Can I make money with undervalued shares?

Yes, this is definitely possible but there are no guarantees. Just because a stock is considered undervalued doesn’t necessarily mean that the share price will ever reach a fair value.

There may be other factors leading to its undervaluation. So, it’s important to keep in mind that even if everyone believes a stock to be undervalued, you may not make money. Or, you may have to hold onto the stock for a long time before its market value adjusts to a fairer price.

Who sells undervalued stocks?

Undervalued stocks can be found in just about every stock market in the world. You should be able to access at least some undervalued assets through your share dealing platform.

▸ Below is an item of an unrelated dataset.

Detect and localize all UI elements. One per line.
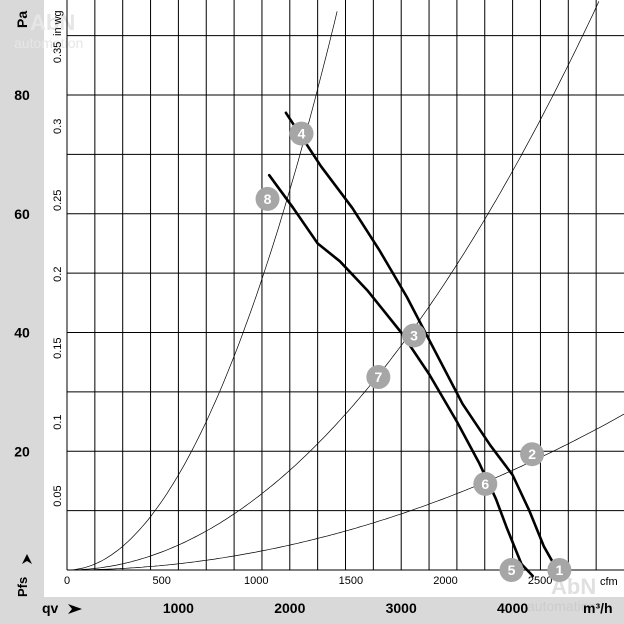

However, having access to a wider range of stocks and markets can open up more investing opportunities. This is why it’s often useful to have access to a brokerage account with a large choice of shares to invest in.

When does a stock stop becoming undervalued?

This will depend on what metrics you’re using to determine a stock’s fair valuation. Also, your definition of undervalued may be different to that of other investors. Valuations of stocks can be quite specific to individual investors’ goals and perceptions of a particular investment.

Should every investor buy undervalued stocks?

Finder’s investment expert Zoe Stabler answers

Zoe Stabler

Not necessarily. On the surface, it makes sense that we should all be paying a low price for shares. But the reality is slightly more nuanced.

Some investors may look at a stock and think it’s undervalued. Yet, the share price could lag behind its fair or intrinsic value forever. Similarly, a stock may be thought of as overvalued by many, but the share price can continue to grow regardless.

Undervalued stocks can be useful in some portfolios. But, determining the value of some businesses can be tough. You could miss out on some excellent investments because you’re too hung up on valuations. Ideally, you never want to overpay for stocks and shares. But sometimes it is unavoidable.

Bottom line

With some simple and straightforward research on your part, you may be able to find undervalued stocks and shares that provide some excellent investment opportunities.

But it’s important to remember there are downsides too. It may take a long time for a share price to reach its fair value. Or it may never happen at all. Undervalued shares could be an investment opportunity to grab with both hands, but there may be valid reasons for the cheap prices. So always make sure you tread carefully before diving in.